Benedict Cumberbatch need not worry his boots are being filled. Ian McKellen’s take on Sherlock Holmes is more Sunday teatime viewing than prime-time blockbuster, but its stately pace doesn’t preclude Mr. Holmes (2015) from being a delightful romp all the same. McKellen reunites with director Bill Condon, who helped him to an Oscar nomination as James Whale for Gods and Monsters (1998), in this tale of the detective’s twilight years, retired to a chocolate-box Sussex cottage and long since retired from sleuthing. He still gets spotted (“Is that ‘im?” asks a passer-by), his reputation settled by Dr Watson’s stories published decades previously.

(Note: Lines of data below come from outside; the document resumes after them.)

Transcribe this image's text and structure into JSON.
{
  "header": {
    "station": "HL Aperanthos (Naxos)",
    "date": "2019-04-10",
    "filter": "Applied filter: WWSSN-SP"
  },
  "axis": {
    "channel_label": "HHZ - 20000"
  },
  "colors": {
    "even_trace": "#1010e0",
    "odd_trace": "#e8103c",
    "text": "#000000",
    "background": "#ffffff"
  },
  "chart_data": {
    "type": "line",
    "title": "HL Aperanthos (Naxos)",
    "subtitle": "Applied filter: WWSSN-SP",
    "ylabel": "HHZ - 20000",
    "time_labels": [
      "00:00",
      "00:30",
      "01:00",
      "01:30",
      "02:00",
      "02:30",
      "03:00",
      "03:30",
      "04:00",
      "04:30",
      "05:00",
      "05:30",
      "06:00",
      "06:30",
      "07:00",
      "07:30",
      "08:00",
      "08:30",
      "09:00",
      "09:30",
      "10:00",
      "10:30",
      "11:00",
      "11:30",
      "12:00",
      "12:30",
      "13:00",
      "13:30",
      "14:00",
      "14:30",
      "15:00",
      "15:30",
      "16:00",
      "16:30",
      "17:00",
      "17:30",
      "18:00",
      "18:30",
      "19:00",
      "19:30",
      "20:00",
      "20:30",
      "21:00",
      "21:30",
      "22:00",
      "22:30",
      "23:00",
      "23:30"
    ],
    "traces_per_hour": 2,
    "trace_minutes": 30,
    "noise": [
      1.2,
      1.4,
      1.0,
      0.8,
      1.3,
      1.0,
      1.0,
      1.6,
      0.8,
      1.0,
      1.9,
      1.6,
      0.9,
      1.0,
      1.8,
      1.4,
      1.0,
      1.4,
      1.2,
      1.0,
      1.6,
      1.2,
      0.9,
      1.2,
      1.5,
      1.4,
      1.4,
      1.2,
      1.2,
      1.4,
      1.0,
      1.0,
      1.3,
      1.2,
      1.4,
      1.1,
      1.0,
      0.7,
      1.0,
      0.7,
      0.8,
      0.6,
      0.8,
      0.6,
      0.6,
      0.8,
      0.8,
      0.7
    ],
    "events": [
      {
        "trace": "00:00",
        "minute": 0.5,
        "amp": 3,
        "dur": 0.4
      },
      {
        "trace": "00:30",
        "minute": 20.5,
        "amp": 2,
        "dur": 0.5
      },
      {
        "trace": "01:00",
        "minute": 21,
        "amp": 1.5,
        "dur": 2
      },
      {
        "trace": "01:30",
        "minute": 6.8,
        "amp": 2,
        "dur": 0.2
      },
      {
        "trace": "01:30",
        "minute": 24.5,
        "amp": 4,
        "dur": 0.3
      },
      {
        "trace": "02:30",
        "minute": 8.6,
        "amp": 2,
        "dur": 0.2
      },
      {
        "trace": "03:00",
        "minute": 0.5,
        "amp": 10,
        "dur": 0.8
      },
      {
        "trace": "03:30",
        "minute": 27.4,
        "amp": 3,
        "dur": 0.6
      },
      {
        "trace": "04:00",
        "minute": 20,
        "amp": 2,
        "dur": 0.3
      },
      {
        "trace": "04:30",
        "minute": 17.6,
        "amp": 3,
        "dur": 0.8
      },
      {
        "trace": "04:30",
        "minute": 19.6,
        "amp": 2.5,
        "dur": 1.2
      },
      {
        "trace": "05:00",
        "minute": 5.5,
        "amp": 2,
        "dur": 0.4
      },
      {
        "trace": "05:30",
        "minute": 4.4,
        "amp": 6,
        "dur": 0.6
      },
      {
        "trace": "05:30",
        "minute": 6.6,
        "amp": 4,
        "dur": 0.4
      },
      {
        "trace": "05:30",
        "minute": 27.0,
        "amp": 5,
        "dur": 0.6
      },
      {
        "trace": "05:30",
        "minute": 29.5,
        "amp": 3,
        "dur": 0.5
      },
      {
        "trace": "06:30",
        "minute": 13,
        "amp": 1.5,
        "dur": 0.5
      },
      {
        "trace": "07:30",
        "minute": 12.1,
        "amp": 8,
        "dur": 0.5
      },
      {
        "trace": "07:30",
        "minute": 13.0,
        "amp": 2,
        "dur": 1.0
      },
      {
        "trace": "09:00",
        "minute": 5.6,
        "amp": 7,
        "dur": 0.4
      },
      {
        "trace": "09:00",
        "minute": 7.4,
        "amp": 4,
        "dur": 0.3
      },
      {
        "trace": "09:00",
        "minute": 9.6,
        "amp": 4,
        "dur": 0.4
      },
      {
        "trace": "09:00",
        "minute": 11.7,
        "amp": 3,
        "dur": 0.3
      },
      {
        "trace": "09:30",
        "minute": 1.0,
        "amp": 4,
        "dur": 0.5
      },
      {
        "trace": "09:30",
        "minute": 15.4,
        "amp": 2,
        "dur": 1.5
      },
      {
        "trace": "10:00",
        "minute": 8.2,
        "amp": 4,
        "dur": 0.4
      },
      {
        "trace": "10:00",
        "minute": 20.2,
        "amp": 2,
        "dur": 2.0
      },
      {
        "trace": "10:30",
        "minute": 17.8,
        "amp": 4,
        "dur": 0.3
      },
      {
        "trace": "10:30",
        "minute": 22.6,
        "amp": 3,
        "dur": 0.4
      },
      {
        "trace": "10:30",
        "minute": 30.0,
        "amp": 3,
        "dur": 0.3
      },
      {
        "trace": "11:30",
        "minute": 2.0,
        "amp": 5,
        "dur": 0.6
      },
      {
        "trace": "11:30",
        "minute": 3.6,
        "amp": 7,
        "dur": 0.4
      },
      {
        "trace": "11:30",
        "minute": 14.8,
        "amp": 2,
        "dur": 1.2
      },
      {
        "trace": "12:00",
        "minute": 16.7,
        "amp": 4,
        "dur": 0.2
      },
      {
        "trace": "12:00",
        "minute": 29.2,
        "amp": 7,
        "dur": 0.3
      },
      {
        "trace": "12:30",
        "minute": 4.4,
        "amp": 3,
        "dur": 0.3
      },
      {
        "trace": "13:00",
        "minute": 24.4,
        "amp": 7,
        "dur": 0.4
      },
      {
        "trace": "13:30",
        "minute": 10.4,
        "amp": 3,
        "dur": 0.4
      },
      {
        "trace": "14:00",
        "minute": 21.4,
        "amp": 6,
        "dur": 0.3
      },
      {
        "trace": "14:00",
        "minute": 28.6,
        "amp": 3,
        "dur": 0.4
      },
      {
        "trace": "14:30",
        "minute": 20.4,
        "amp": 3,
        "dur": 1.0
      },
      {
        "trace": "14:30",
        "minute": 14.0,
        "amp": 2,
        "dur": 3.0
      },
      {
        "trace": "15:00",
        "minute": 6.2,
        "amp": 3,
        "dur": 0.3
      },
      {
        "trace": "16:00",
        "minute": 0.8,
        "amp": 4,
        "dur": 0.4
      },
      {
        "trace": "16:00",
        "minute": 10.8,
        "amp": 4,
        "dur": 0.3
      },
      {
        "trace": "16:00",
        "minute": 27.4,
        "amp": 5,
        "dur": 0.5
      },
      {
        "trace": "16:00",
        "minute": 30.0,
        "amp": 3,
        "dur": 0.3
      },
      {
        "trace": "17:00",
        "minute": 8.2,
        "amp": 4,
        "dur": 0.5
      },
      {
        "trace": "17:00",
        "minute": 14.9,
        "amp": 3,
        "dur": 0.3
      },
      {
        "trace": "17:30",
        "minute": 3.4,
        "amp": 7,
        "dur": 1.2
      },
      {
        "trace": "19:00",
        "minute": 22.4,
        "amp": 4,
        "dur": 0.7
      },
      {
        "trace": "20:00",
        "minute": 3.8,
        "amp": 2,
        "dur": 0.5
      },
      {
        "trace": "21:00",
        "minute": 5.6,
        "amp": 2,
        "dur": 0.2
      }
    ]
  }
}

An irascible Holmes disapproves of the tales, calling them “penny dreadfuls in elevated prose style”, irritated by Watson’s made-up superfluous storytelling. He never wore a deerstalker and never smoked a pipe, “an embellishment of the illustrator” he complains to one ignorant fan. Living with housekeeper Mrs Munro (Laura Linney, with an off-putting country accent) and her son Roger (Milo Parker), Holmes retreats to beekeeping to fill the days. But a trip to the cinema to see an actor play himself in one of Hollywood’s adaptations of Watson’s stories (a genius black and white film-within-a-film) forces him to return to the case in question – which proved to be his last ever. When Roger follows Holmes’ passion for bees, he discovers that he is writing a new version which sets out the truth.

Holmes dismisses fiction as much as he obsesses over the “facts of the case,” but he struggles with senility (perhaps Alzheimer’s) and can’t remember why such a case caused him to leave the profession – something tragic must have happened. Adapted from Mitch Cullin’s “A Slight Trick of the Mind”, this mystery is more inside Holmes’ own memory, and that is a fault. The film loses the focus on McKellen’s performance when we leave to overextended flashbacks featuring Thomas Kelmot (Patrick Kennedy) and his mysterious wife Ann (Hattie Morahan). Holmes is engaged to find out why Ann, who recently suffered miscarriages, talks to her unborn children. And why does she obsess over the glass harpsichord, linked with the dark arts? McKellen, delivering his inimitable drawl, is inevitably the star attraction here. He doesn’t have to speak to have his presence felt, he can frown and find audiences laughing, and Jeffrey Hatcher’s script sparkles in his hands. It’s when the film insists on returning not just to the Kelmots, but also a superfluous sequence in Hiroshima where Holmes searches out a flower to aid his memory, that the film sags. McKellen is best upholstered by his relationship with the young Roger – an excellent Parker – which brings a rather melancholy closure in Mr. Holmes near the end of his life.